The market is moving fast on this front. ModMed just acquired Bonsai Health during AAOE week to add agentic AI patient reactivation to its platform. Clearwave is reporting 96% patient adoption on self-service kiosks. Phreesia is processing 180 million visits annually. The consolidation race is real, and every major player is trying to own more of the patient journey.

Our approach at Yosi has always been to deliver the platform’s breadth, scheduling, intake, payments, and communication, without sacrificing the depth of functionality in any one area. Consolidation only works if the single solution you choose is actually better than the five it replaces. Practices that trade depth for convenience will feel it in their revenue cycle within a quarter.

3. Texting Is Not the Value. Automation Is.

Almost every practice we spoke with at AAOE is texting its patients. That is no longer a differentiator. But for many, texting has simply become another manual chore. Staff are still doing the heavy lifting of back-and-forth messaging to confirm appointments, chase down missing intake data, and manage conversations that should be handled by the system.

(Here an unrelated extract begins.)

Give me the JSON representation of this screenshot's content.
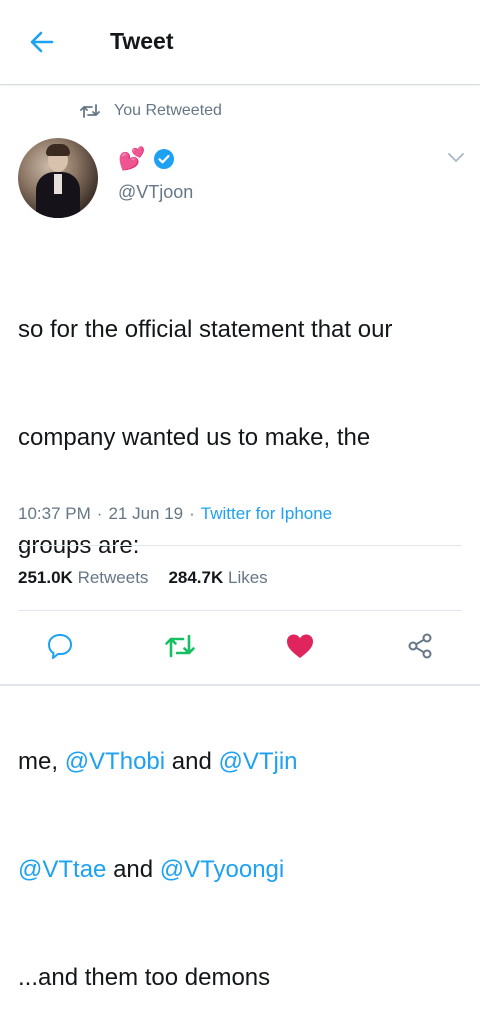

If your texting solution does not feature direct, two-way write-back into your EHR, you aren’t automating, you’re digitalizing manual labor. The staff member is still the integration layer, copying information from one screen to another.

The value is not the text itself. It is the workflow-driven communication that the text initiates. When a message triggers a clinical screening, captures structured data, and writes it directly into the patient record without a staff member touching a keyboard, that is where the ROI lives. When a two-way text conversation auto-resolves a scheduling conflict and updates the EHR in real time, that is automation. Everything else is just a notification with extra steps.

4. AI: Show the Outcome, Not the Algorithm

AI was the dominant theme of the conference, but the buying behavior remains, rightfully, cautious. Orthopedic leaders are skeptical of “AI that might work tomorrow” and are looking for “automation that works today.” That skepticism is healthy and well-earned.

Every vendor at AAOE was talking about AI. ModMed is building AI-powered billing, clinical, and front office assistants across its platform. Clearwave is deploying AI-driven patient education to increase premium service conversions. The “AI-powered” label is being applied to everything from ambient clinical documentation to fax sorting. The question practice leaders should be asking is not “Do you have AI?” but “What specific outcome does your AI deliver, and can you measure it?”

The most successful AI applications in orthopedic operations are not the ones trying to replace clinical judgment. They are the ones eliminating administrative noise that never should have required human attention in the first place. Automated clinical screenings that complete before the visit and write structured data directly into the EHR. Intelligent scheduling that matches appointment types to provider availability without staff intervention. Voicemail transcription that converts a missed call into a searchable, actionable record instead of a pink sticky note. Each of these maps to a specific, measurable outcome: fewer denials, faster collections, less time spent at the front desk. That is the standard every AI claim should be held to.

The Bottom Line

Coming out of AAOE, the picture is clear: the hidden cost of disconnected tools is the single biggest threat to orthopedic profitability. It is not a staffing problem. It is not a training problem. It is a systems problem, and it shows up in every practice that still treats intake, payments, and patient communication as separate functions managed by separate vendors with separate workflows.

The practices that will thrive in 2026, and that will be ready for the tighter regulatory and reimbursement environment coming in 2027, are those moving away from a collection of point solutions and toward a single, automated, Peer Reviewed™ workflow. The operational leaks caused by manual intake, fragmented payments, and disconnected communication show up in uncollected copays, denied claims, and staff hours spent on work that should have been completed before the patient arrived.